Entrecerró los ojos, protegiéndolos con la mano de la
intensa luz que penetraba por la claraboya de su pequeño estudio. Su conciencia
flotaba aún en algún lugar muy lejos del frío suelo donde reposaba su desnudo
cuerpo. “Quién soy, dónde estoy”. A
duras penas consiguió levantarse, tambaleándose, intentando aferrarse a
cualquier objeto que le sirviese de apoyo. Se pasó la mano por la cara,
intentando sacudirse una imaginaria telaraña de su rostro. Trastabilló y cayó
de nuevo al suelo pero esta vez no intentó incorporarse. Simplemente se giró
sobre un hombro y miró hacia el techo, blanco como un lienzo virgen, donde se
iba conformando una figura, una idea. “Ya
sé quién soy”. Volvió la vista hacia el centro de la sala. Sí, allí estaba.

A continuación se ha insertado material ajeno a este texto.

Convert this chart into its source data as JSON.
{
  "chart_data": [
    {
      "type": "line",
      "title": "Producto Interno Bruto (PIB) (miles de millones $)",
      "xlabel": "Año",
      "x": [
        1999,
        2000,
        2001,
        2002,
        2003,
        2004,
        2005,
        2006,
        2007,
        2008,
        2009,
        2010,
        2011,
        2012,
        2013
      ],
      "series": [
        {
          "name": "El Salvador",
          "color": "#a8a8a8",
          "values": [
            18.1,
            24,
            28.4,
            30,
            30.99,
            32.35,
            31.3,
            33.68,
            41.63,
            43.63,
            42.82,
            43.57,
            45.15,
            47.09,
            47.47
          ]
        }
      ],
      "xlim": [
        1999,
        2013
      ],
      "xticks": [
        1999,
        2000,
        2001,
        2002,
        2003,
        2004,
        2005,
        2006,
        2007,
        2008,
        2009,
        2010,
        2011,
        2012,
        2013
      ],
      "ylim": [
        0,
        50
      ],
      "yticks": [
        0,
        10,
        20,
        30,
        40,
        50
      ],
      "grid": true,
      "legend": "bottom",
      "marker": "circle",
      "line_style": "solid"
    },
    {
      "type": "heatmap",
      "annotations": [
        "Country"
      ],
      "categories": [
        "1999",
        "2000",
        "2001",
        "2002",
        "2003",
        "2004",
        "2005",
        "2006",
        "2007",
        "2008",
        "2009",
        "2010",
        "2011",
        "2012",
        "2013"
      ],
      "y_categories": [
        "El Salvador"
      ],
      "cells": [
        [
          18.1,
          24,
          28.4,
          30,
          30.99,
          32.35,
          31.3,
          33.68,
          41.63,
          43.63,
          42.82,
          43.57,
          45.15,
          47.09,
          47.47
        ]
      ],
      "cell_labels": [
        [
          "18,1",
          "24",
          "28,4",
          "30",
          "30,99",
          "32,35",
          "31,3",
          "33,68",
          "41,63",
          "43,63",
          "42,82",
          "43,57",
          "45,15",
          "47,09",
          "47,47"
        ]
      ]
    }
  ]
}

Esperándole, reprochándole, desafiándole. Una burla a su talento. Un desprecio
a su inspiración.
Descubrió el caballete en mitad de la sala y se concentró
en la imagen del lienzo. “Quién eres”
Unos ojos sin vida, vacíos de todo prejuicio, enmarcados en un hermoso y pálido
rostro le devolvieron la mirada y le hicieron tomar conciencia de la realidad.
Un regusto metálico en su paladar le reafirmó en sus sospechas. Observó la
pequeña mesa del rincón. Cena para uno, sin vino, sin velas. Apartó la vista
con una mezcla de aprehensión y nauseas. “Nunca
más”. Pero un instinto oculto inundó su cuerpo de una malsana ansiedad.
La ducha le despejó completamente y de pie junto al
espejo, ajustándose el nudo de la corbata, suspiró nostálgico recordando lo
maravillosa que era su última modelo. La imagen del espejó le sonrió
contestándole: “sencillamente deliciosa”.